全国旅行業協会・二階会長が辞意を表明、「後任はしかるべき人に」、定時総会で
全国旅行業協会(ANTA)は2024年6月27日、第60回定時総会を開催した。ANTA会長の二階俊博衆議院議員は挨拶で、インバウンドを含む国内観光がV字回復を成し遂げた一方、貸切バスの運転手をはじめとする観光現場の人手不足やオーバーツーリズム、円安等の影響による海外旅行控えなどを「観光産業が直面する課題は、数多く残されている」と指摘。

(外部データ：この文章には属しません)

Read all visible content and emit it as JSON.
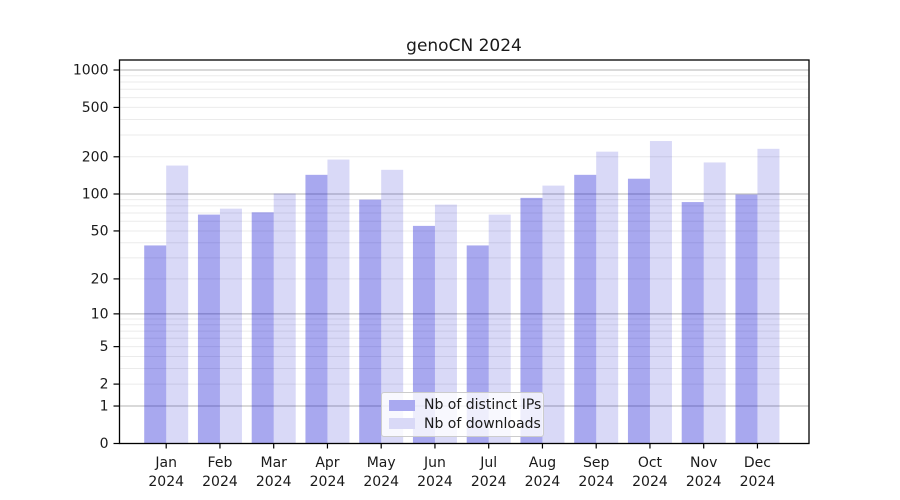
{
  "chart_data": {
    "type": "bar",
    "title": "genoCN 2024",
    "year": "2024",
    "months": [
      "Jan",
      "Feb",
      "Mar",
      "Apr",
      "May",
      "Jun",
      "Jul",
      "Aug",
      "Sep",
      "Oct",
      "Nov",
      "Dec"
    ],
    "series": [
      {
        "name": "Nb of distinct IPs",
        "values": [
          38,
          68,
          71,
          143,
          90,
          55,
          38,
          93,
          143,
          133,
          86,
          99
        ]
      },
      {
        "name": "Nb of downloads",
        "values": [
          170,
          76,
          101,
          190,
          157,
          82,
          68,
          117,
          220,
          268,
          180,
          232
        ]
      }
    ],
    "yticks": [
      0,
      1,
      2,
      5,
      10,
      20,
      50,
      100,
      200,
      500,
      1000
    ],
    "yscale": "log1p",
    "ylim": [
      0,
      1200
    ],
    "grid": "major+minor",
    "legend_position": "bottom-center-inside",
    "colors": {
      "distinct_ips_fill": "rgba(0,0,208,0.34)",
      "downloads_fill": "rgba(0,0,204,0.15)",
      "legend_swatch_ips": "#a9a9f0",
      "legend_swatch_downloads": "#d9d9f7",
      "grid_major": "#b3b3b3",
      "grid_minor": "#ebebeb",
      "axis": "#000000",
      "text": "#1a1a1a"
    }
  }
}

「今年度は観光産業の完全復活をテーマに、各種事業に取り組みたい」と力を込めた。 さらに「我が国が元気を取り戻すためには、観光産業の隆盛が不可欠」と観光の重要性を強調。その中核を担うのは地域に根差す旅行会社である全国のANTA会員であるとし、「業界を先導する役割を担う皆さんの奮起を、心から期待する」と出席者を鼓舞した。 一方、二階氏は総会からの退席時、すでに公言している次期衆議院選挙への不出馬の意向を口にし、「(ANTA会長の)後任はしかるべき人に」「新しい人を1日も早く」と辞意を表明。「側面からの協力は惜しまない」とも話した。辞任の時期は未定。二階氏は2023年に任期2年で会長に再選されており、次のANTA会長職の改選は2025年度だった。
3年ぶりに当期正味財産が黒字に
2023年度決算で、ANTAの正味財産(累積黒字)は13.6億円となり、4年ぶりに増加した。当期正味財産は、予算では2億円の赤字とみていたが、実際は240万円の黒字となった。少額ながら黒字化した要因の1つが、新規入会の増加。予算で想定した130社を大幅に上回る270社が入会し、入会金が予算よりも800万円以上増加した。270社の新規入会は、コロナ禍前と同水準だという。ただし、2023年度は退会も292社となり、前年より42社増加。2024年4月1日現在の正会員数は、前年から4社増の5374社となった。正会員数の増加は、2019年4月1日以来のこと。2024年度の新規入会社数は、200社を見込んでいる。 一方、収入が大幅に減少しているのが、観光庁長官の試験事務代行機関として実施している「国内旅行業務取扱管理者試験」による国家試験収入。2023年度の申込者数は1万515名で、約5000万円の赤字だった。ANTAでは同試験の受験料について、20年以上同額の5800円で実施していることから、今年度中に観光庁に値上げ申請をする予定だ。 なお、2023年度事業・決算報告と2024年度事業計画・予算は、原案通り承認された。